Un ralliement qui fait trembler la Côte d’Azur
À quelques semaines des élections municipales, la ville de Nice est le théâtre d’un séisme politique. Jean-Pierre Rivère, figure incontournable du football niçois et président de l’OGC Nice, a officiellement rejoint le camp d’Éric Ciotti (UDR-RN), candidat d’extrême droite pour la mairie. Une décision qui interroge, alors que l’homme d’affaires était jusqu’alors un proche du maire sortant Christian Estrosi (Horizons).
Un engagement surprenant
Installé dans ses bureaux luxueux avec vue sur la promenade des Anglais, Rivère assume son choix : « Je ne trahis pas mes idées, je suis un homme de droite modérée. » Pourtant, son ralliement à une formation classée à l’extrême droite par les observateurs politiques suscite des questions. Comment un homme ayant critiqué par le passé « l’excellente image des hommes politiques » en est-il arrivé là ?
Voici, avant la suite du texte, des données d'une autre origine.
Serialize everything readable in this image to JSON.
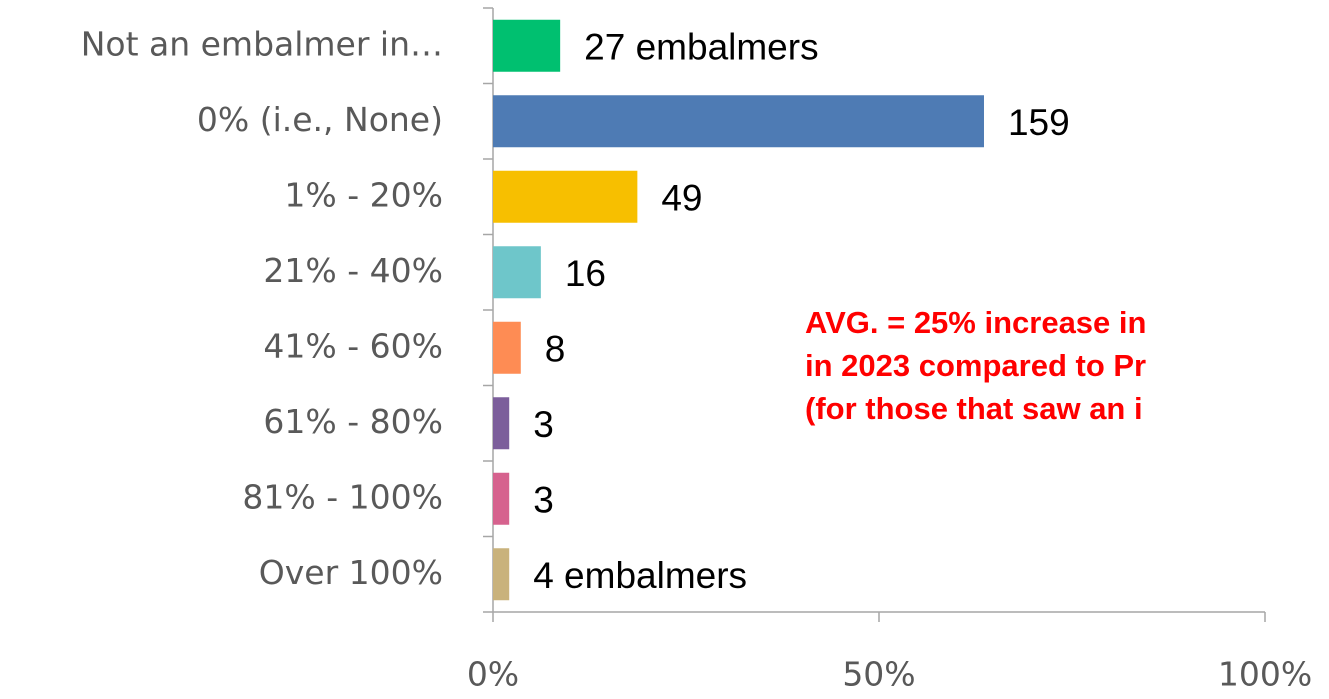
{
  "chart_data": {
    "type": "bar",
    "orientation": "horizontal",
    "categories": [
      "Not an embalmer in…",
      "0% (i.e., None)",
      "1% - 20%",
      "21% - 40%",
      "41% - 60%",
      "61% - 80%",
      "81% - 100%",
      "Over 100%"
    ],
    "values": [
      8.7,
      63.6,
      18.7,
      6.2,
      3.6,
      2.1,
      2.1,
      2.1
    ],
    "value_labels": [
      "27 embalmers",
      "159",
      "49",
      "16",
      "8",
      "3",
      "3",
      "4 embalmers"
    ],
    "colors": [
      "#00c070",
      "#4e7bb4",
      "#f7bf00",
      "#6ec6ca",
      "#fe8c54",
      "#7c5e9b",
      "#d6628e",
      "#c9b27c"
    ],
    "xlim": [
      0,
      100
    ],
    "xticks": [
      {
        "value": 0,
        "label": "0%"
      },
      {
        "value": 50,
        "label": "50%"
      },
      {
        "value": 100,
        "label": "100%"
      }
    ],
    "annotations": [
      "AVG. = 25% increase in",
      "in 2023 compared to Pr",
      "(for those that saw an i"
    ]
  }
}
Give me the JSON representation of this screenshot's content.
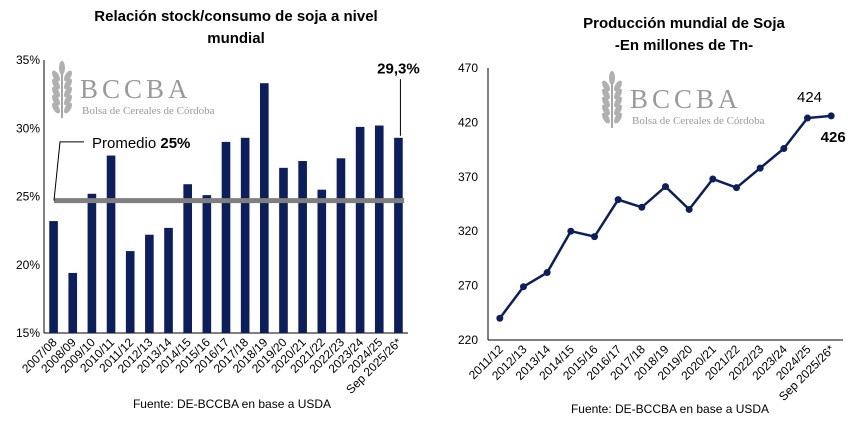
{
  "logo": {
    "main": "BCCBA",
    "sub": "Bolsa de Cereales de Córdoba"
  },
  "charts": [
    {
      "title_line1": "Relación stock/consumo de soja a nivel",
      "title_line2": "mundial",
      "source": "Fuente: DE-BCCBA en base a USDA",
      "avg_label": "Promedio ",
      "avg_value_label": "25%",
      "last_label": "29,3%"
    },
    {
      "title_line1": "Producción mundial de Soja",
      "title_line2": "-En millones de Tn-",
      "source": "Fuente: DE-BCCBA en base a USDA",
      "label_prev": "424",
      "label_last": "426"
    }
  ],
  "chart_data": [
    {
      "type": "bar",
      "title": "Relación stock/consumo de soja a nivel mundial",
      "categories": [
        "2007/08",
        "2008/09",
        "2009/10",
        "2010/11",
        "2011/12",
        "2012/13",
        "2013/14",
        "2014/15",
        "2015/16",
        "2016/17",
        "2017/18",
        "2018/19",
        "2019/20",
        "2020/21",
        "2021/22",
        "2022/23",
        "2023/24",
        "2024/25",
        "Sep 2025/26*"
      ],
      "values": [
        23.2,
        19.4,
        25.2,
        28.0,
        21.0,
        22.2,
        22.7,
        25.9,
        25.1,
        29.0,
        29.3,
        33.3,
        27.1,
        27.6,
        25.5,
        27.8,
        30.1,
        30.2,
        29.3
      ],
      "ylim": [
        15,
        35
      ],
      "yticks": [
        "15%",
        "20%",
        "25%",
        "30%",
        "35%"
      ],
      "average": 24.7,
      "bar_color": "#0c1f5c",
      "avg_color": "#7f7f7f"
    },
    {
      "type": "line",
      "title": "Producción mundial de Soja -En millones de Tn-",
      "categories": [
        "2011/12",
        "2012/13",
        "2013/14",
        "2014/15",
        "2015/16",
        "2016/17",
        "2017/18",
        "2018/19",
        "2019/20",
        "2020/21",
        "2021/22",
        "2022/23",
        "2023/24",
        "2024/25",
        "Sep 2025/26*"
      ],
      "values": [
        240,
        269,
        282,
        320,
        315,
        349,
        342,
        361,
        340,
        368,
        360,
        378,
        396,
        424,
        426
      ],
      "ylim": [
        220,
        470
      ],
      "yticks": [
        "220",
        "270",
        "320",
        "370",
        "420",
        "470"
      ],
      "line_color": "#0c1f5c"
    }
  ]
}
« Je n’aime pas la politique, mais j’aime les projets. »
C’est au nom de « projets » pour Nice que Rivère justifie son engagement. « Cette ville doit être un modèle d’éthique et de transparence », affirme-t-il, tout en critiquant implicitement la gestion actuelle. Sans citer de noms, il laisse entendre que des dysfonctionnements ont motivé son revirement.
Un symbole pour l’extrême droite
Pour Éric Ciotti, ce ralliement est une victoire stratégique. Rivère, homme d’influence et figure respectée, apporte une légitimité inattendue à une campagne qui peine à convaincre au-delà de son électorat traditionnel. Dans un contexte de crise de la démocratie locale, où la défiance envers les élites politiques ne cesse de croître, ce soutien pourrait peser lourd.
Nice, laboratoire des tensions politiques
La ville, souvent perçue comme un bastion de la droite modérée, devient un terrain de confrontation entre différentes sensibilités. Alors que le gouvernement Lecornu II tente de rassurer sur la cohésion nationale, les divisions locales reflètent un pays fracturé. Et si Nice était le premier maillon d’une chaîne de basculements à droite ?
Avec les élections prévues les 15 et 22 mars, les Niçois devront trancher. Entre le statu quo et la rupture, le choix sera lourd de conséquences, non seulement pour la Côte d’Azur, mais aussi pour l’équilibre politique national.